One of the biggest benefits of being a business owner is not sucking out every dollar personally and paying at the highest marginal tax levels, but keeping it within the corporate structure, pay less tax, and use those extra dollars to grow the business sustainably.
If you're self-employed and in the market for a mortgage, it may seem like a natural step to head straight to your bank. After all, it's a familiar place where you handle your finances, right? However, this may not be the best approach for self-employed individuals, and there are two significant reasons why: people and products.
1. The People Problem:
Over the years, there has been a troubling trend in banks - a growing number of employees with diminishing experience in financial planning. This can be a real issue for self-employed individuals seeking a mortgage. When you walk into a bank, you want to be heard and understood, especially when it comes to qualifying for a mortgage.
Unfortunately, the lack of expertise in many bank employees often means that not enough questions are asked. These questions are crucial for understanding how your business operates and why it operates the way it does. Without this understanding, it's challenging to secure the right mortgage tailored to your unique financial situation.
2. The Product Predicament:
Another issue with going directly to the bank for a mortgage is the products they typically offer. Most bank products rely heavily on what a business owner takes out personally from their business as a basis for qualification. In many cases, this approach isn't the most prudent for self-employed individuals.
Think about it – as a business owner, you might want to reinvest a significant portion of your profits back into your business to foster growth and increased profitability. Bank products, however, often penalize this approach because they focus on personal income rather than the financial health of your business as a whole.
3. The Mortgage Broker Solution:
So, what's the alternative for self-employed individuals looking for a mortgage that suits their unique financial situation and goals?
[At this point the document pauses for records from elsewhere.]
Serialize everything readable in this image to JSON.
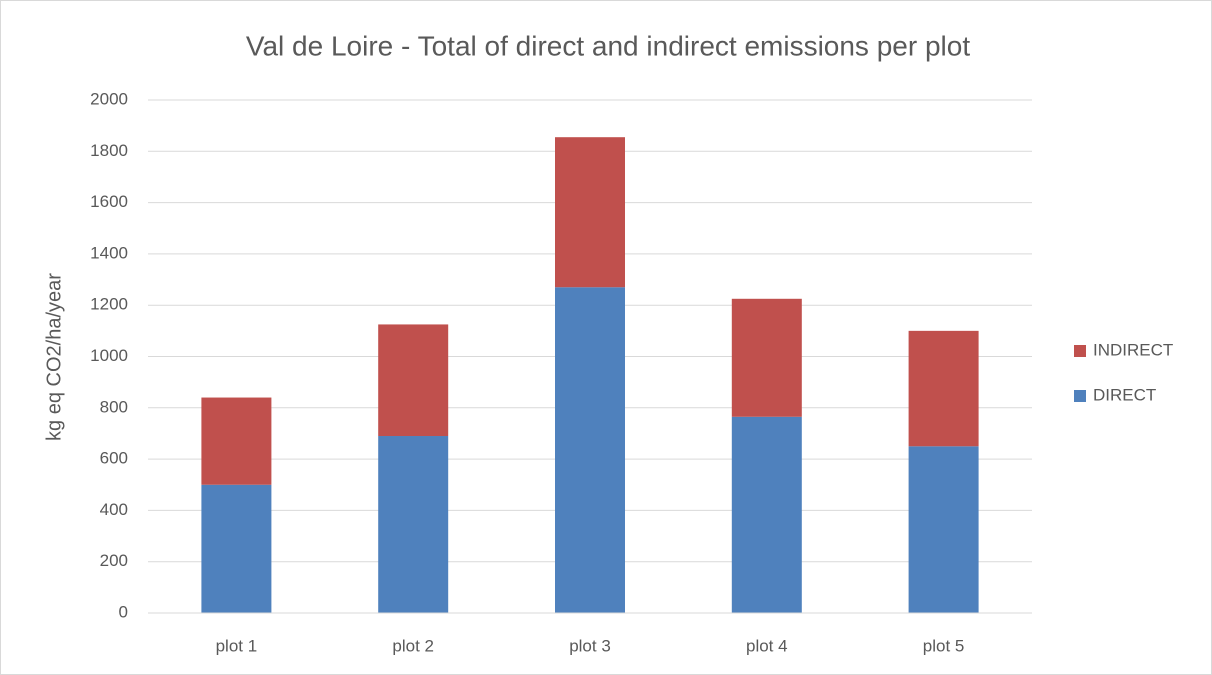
{
  "chart_data": {
    "type": "stacked_bar",
    "title": "Val de Loire - Total of direct and indirect emissions per plot",
    "y_label": "kg eq CO2/ha/year",
    "categories": [
      "plot 1",
      "plot 2",
      "plot 3",
      "plot 4",
      "plot 5"
    ],
    "series": [
      {
        "name": "DIRECT",
        "color": "#4f81bd",
        "values": [
          500,
          690,
          1270,
          765,
          650
        ]
      },
      {
        "name": "INDIRECT",
        "color": "#c0504d",
        "values": [
          340,
          435,
          585,
          460,
          450
        ]
      }
    ],
    "ylim": [
      0,
      2000
    ],
    "yticks": [
      0,
      200,
      400,
      600,
      800,
      1000,
      1200,
      1400,
      1600,
      1800,
      2000
    ],
    "grid": true,
    "legend": "right"
  }
}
Consider working with a mortgage broker.
Mortgage brokers collaborate with a wide range of lenders who take a more common-sense approach to self-employed borrowers. They understand that assessing financial health should encompass the entire business, not just personal income. This means they are more likely to do a deep dive into your overall business financials, working with you to find a mortgage that aligns with your needs and aspirations.
One of the most significant advantages of being a business owner is the ability to keep profits within your corporate structure. This strategy allows you to pay less tax and use those extra dollars to grow your business sustainably. Bank products often don't cater to this essential aspect of business ownership.
In conclusion, if you're self-employed and looking for a mortgage, it's crucial to consider alternatives to the traditional bank route. Mortgage brokers offer expertise and a broader range of mortgage products that better accommodate the needs and financial strategies of self-employed individuals. Don't let a lack of understanding or an ill-fitting product hinder your path to homeownership or investment. Explore your options and find a mortgage solution that aligns with your unique financial journey.